The “No Stone Unturned” Method

This is for the truest of the true conjugaters! Max-effort method, dynamic-effort method, repetition method, or die! This option will allow you to train all three methods in-season and not over-train your athletes. This layout is very simple and time-effective.  We basically would cut the dynamic work volume in half and then hit a couple of work-up sets after your speed work.

Day 1

MAX EFFORT LOWER

  1. Tissue prep
  2. Warm-up
  3. Jumps
  4. Dynamic-effort sets followed by heavy sets: 4x2 @ 40-65% (depending what your goals are): Work up to a couple of heavy doubles at a certain RPE or use higher percents
  5. Accessory movements
  6. Mobility/reset

Day 2

  1. Tissue prep
  2. Warm-up
  3. Throws
  4. Dynamic-effort sets followed by heavy sets: 4x2 @ 40-65% (depending what your goals are): Work up to a couple of heavy doubles at a certain RPE or use higher percents
  5. Accessory movements
  6. Mobility/reset 

The “Weekly Alternating” Method

This is simply a combination of the “I Don’t Want My Athletes Doing Anything Heavy InSeason” and the “You Have to Train Heavy to Get Strong” methods. All you do is alternate “heavy” and “speed” weeks.
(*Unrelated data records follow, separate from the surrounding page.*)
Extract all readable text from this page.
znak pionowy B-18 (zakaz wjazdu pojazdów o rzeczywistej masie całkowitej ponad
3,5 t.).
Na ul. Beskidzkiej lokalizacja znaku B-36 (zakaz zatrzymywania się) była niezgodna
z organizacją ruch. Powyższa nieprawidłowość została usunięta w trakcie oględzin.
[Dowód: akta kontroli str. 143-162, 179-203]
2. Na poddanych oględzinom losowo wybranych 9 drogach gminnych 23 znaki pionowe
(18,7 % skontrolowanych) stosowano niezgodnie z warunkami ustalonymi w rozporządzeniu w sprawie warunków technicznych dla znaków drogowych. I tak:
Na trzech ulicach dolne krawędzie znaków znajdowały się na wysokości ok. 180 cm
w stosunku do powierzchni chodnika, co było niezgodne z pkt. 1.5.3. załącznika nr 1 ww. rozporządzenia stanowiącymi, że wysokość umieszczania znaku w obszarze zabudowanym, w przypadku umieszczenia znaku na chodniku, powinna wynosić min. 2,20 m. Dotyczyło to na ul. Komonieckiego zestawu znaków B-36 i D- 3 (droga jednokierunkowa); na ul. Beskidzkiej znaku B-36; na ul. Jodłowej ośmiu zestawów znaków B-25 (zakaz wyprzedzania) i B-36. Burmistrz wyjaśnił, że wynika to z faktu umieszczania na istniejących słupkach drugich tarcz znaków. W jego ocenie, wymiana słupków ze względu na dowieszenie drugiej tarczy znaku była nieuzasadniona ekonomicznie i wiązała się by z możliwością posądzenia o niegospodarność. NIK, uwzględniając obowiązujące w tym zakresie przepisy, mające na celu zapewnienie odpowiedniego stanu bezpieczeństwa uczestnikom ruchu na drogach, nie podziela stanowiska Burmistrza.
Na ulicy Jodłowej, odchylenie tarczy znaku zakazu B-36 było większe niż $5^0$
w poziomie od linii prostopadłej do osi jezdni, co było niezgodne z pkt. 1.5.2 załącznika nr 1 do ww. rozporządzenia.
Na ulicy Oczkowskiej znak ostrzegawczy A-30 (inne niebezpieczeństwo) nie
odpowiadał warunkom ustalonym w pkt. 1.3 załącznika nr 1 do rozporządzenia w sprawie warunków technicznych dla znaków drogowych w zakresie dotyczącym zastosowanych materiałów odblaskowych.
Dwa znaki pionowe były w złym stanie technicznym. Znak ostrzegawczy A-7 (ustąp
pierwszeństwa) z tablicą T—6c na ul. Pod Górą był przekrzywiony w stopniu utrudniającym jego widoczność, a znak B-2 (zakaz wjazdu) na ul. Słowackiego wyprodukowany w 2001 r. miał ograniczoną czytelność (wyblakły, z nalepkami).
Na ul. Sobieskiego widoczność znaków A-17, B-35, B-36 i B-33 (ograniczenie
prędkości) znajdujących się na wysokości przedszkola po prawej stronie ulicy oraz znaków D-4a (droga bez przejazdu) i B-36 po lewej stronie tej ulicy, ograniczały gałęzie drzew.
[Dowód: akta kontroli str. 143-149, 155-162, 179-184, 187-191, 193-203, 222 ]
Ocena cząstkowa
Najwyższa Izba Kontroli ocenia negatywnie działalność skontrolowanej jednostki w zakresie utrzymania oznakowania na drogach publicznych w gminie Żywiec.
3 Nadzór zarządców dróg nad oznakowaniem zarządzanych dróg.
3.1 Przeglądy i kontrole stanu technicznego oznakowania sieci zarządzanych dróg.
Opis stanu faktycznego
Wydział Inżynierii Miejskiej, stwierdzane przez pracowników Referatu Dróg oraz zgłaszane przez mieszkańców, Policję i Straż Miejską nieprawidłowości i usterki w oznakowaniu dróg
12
With any of these methods, I always found it beneficial to run a mini “peaking phase” going into our most important time of the year. For example, if we were four weeks out from the tournament, we would drop some bar percentages and increase band tensions to increase bar speed and guide the training toward our athletic goals. This is detailed week by week in my Coaches blog under the “Men’s Basketball 7,6,5,4,3,2,1 weeks out” posts.